A state law change takes retired police officers with 25 years experience in good standing out of retirement and puts them in Sheffield's two elementary schools without having to go through re-certification.

Officer Howell is the new school resource officer at W.A. Threadgill Primary School, and Officer Hugley is at L.E. Wilson Elementary School.

"I'm enjoying it. I love my job. I like being here, and it's very fulfilling," said Officer Hugley.

Both Hugley and Howell have been on the job for several weeks. Stoney Hugley retired from the Colbert County Sheriff's Office back in March. He said he was enjoying retirement when the Sheffield police chief called him and asked if he wanted to come on board as a school resource officer.

"I called him back and told him, 'Yeah, I'd be glad to,' and I just fell back into the swing of things," said Hugley.

Under a new state law change, police departments can now hire retired police officers in good standing without having to do any re-certification, but they do have to go through an active shooter training course. That new law helped both elementary schools get added protection with the two new school resource officers.

"As a parent, when I dropped them off, I wanted them to be safe and I never had to worry about that, because their school had a full time SRO. So, I know when our parents drop their kids off, they feel the same way, so I can relate as a parent," said the L.E. Wilson Elementary School principal, Heather Collum.

Collum said having Officer Hugley on campus gives her peace of mind.

"He's a professional. I'm a professional. We've collaborated on those things, so I know that if something were to happen, he's right here with me and we wouldn't have a wait time," said Collum.

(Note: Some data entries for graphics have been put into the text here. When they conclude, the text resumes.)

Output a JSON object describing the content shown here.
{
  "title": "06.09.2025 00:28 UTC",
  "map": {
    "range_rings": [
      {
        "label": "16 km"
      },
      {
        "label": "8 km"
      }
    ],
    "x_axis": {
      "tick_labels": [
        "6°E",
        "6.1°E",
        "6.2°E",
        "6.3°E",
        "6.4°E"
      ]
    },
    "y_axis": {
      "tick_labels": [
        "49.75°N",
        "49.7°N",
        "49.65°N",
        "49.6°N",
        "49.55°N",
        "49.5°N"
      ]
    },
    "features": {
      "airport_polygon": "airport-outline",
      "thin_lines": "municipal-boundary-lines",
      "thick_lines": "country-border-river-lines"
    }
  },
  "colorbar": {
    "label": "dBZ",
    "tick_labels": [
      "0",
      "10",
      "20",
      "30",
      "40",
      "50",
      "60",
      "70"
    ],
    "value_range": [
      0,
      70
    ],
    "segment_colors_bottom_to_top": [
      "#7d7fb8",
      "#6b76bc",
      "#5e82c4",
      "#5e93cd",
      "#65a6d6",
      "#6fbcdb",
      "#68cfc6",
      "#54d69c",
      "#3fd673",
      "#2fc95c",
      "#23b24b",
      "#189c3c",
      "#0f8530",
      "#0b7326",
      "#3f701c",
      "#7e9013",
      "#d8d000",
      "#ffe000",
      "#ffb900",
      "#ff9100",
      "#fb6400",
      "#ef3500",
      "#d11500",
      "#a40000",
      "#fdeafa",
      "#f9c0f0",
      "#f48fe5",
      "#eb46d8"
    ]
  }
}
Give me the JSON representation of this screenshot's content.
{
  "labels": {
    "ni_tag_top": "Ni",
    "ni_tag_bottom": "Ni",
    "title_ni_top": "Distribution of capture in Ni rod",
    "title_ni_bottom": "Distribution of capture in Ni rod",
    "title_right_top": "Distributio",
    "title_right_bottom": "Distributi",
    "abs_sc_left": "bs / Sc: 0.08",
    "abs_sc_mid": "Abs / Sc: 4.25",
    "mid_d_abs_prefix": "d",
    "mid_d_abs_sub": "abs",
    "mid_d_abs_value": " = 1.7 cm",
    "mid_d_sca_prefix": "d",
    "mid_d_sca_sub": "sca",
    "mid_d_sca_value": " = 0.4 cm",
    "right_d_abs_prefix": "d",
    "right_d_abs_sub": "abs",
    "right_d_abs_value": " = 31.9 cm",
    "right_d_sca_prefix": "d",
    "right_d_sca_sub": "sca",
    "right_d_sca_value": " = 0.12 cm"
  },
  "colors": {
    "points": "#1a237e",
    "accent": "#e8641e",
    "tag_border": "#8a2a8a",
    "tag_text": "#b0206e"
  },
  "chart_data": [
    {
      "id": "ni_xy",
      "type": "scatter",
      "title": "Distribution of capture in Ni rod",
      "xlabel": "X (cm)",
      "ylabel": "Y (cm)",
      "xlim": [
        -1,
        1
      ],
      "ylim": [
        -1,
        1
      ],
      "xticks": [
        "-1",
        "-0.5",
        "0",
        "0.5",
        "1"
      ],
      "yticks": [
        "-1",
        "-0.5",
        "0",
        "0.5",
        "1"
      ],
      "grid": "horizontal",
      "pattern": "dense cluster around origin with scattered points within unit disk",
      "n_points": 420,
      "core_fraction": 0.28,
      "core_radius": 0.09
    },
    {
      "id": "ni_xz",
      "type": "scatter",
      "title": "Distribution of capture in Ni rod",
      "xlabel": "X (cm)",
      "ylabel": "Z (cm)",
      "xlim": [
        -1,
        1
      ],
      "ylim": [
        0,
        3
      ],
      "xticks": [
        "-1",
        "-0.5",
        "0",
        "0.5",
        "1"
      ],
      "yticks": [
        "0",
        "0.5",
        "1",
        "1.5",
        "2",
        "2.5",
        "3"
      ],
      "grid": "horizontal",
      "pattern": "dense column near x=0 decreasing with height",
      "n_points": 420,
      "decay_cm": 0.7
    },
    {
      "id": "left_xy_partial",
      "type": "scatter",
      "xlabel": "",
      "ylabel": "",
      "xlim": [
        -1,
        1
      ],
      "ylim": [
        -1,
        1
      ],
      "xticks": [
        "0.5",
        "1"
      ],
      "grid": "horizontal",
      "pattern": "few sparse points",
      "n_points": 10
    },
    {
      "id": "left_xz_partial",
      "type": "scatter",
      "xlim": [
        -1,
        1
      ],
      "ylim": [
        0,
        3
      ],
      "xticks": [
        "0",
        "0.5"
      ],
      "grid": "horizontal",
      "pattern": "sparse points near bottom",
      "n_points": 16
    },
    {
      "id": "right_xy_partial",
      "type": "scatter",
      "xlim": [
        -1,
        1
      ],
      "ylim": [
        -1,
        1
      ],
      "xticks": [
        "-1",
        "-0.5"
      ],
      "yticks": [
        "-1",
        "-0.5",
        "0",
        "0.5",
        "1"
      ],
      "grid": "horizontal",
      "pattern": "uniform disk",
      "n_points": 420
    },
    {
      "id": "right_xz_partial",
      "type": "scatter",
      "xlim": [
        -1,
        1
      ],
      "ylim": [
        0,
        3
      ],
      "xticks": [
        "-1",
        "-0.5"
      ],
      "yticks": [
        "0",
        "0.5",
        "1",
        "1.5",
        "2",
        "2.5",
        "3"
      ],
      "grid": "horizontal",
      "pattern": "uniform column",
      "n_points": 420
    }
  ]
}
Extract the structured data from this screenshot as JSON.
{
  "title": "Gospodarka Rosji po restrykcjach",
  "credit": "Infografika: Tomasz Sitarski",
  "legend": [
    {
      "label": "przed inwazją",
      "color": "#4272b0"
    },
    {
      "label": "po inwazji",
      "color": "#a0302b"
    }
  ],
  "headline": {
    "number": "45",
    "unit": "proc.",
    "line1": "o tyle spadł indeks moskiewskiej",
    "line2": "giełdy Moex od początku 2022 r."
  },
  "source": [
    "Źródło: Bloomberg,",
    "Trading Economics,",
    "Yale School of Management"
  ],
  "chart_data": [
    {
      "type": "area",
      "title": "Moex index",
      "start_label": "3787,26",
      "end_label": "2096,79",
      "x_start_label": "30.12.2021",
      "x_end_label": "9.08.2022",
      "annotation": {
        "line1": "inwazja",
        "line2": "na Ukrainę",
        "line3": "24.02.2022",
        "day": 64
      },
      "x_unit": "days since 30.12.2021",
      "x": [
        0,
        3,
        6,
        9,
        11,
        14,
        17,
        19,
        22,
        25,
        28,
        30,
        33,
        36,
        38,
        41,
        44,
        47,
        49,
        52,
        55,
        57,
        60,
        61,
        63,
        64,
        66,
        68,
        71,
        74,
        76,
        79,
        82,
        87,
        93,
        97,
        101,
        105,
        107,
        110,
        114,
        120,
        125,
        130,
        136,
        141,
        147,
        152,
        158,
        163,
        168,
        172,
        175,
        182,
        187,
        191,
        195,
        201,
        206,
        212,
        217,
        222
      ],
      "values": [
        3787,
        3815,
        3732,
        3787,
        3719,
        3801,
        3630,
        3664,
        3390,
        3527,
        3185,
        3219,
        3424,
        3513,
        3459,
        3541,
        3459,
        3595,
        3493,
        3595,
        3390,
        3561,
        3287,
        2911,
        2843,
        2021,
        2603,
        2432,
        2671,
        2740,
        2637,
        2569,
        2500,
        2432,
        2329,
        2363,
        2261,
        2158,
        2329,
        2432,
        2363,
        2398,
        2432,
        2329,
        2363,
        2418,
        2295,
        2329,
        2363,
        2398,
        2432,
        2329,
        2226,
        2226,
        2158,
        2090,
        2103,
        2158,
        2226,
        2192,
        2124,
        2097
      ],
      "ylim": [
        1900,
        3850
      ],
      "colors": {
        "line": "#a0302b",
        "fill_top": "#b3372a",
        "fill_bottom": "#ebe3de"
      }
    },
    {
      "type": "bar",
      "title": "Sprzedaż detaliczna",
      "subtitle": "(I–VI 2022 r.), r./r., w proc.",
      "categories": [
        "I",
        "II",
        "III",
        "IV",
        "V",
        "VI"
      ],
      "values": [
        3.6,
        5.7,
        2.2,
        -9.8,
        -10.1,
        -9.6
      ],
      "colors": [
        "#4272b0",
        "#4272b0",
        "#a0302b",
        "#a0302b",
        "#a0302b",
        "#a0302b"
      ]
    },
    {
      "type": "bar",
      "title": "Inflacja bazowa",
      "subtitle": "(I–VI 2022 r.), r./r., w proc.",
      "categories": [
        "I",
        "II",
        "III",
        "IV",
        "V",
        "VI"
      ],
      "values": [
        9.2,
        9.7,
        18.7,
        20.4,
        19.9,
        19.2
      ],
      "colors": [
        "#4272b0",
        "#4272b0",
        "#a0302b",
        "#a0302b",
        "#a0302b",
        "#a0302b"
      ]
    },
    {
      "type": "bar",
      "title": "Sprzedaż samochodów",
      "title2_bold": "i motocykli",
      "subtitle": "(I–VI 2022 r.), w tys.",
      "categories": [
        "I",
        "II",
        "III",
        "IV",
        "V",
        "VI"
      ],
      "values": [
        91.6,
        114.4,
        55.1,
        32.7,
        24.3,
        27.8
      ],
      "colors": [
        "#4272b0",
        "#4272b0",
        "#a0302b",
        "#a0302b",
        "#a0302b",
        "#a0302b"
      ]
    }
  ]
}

Officer Hugley and Officer Howell said protecting students is their number one priority, but they use this opportunity to make those friendships too.

"I try to not be their mom or dad, but be a role model for them and be respectful, and it just feels like you're doing a good work," said Hugley.

Both Hugley and Howell are at their schools anytime they're in session to protect students and staff. The officers are paid $15 an hour and that cost is split between the school system and police department.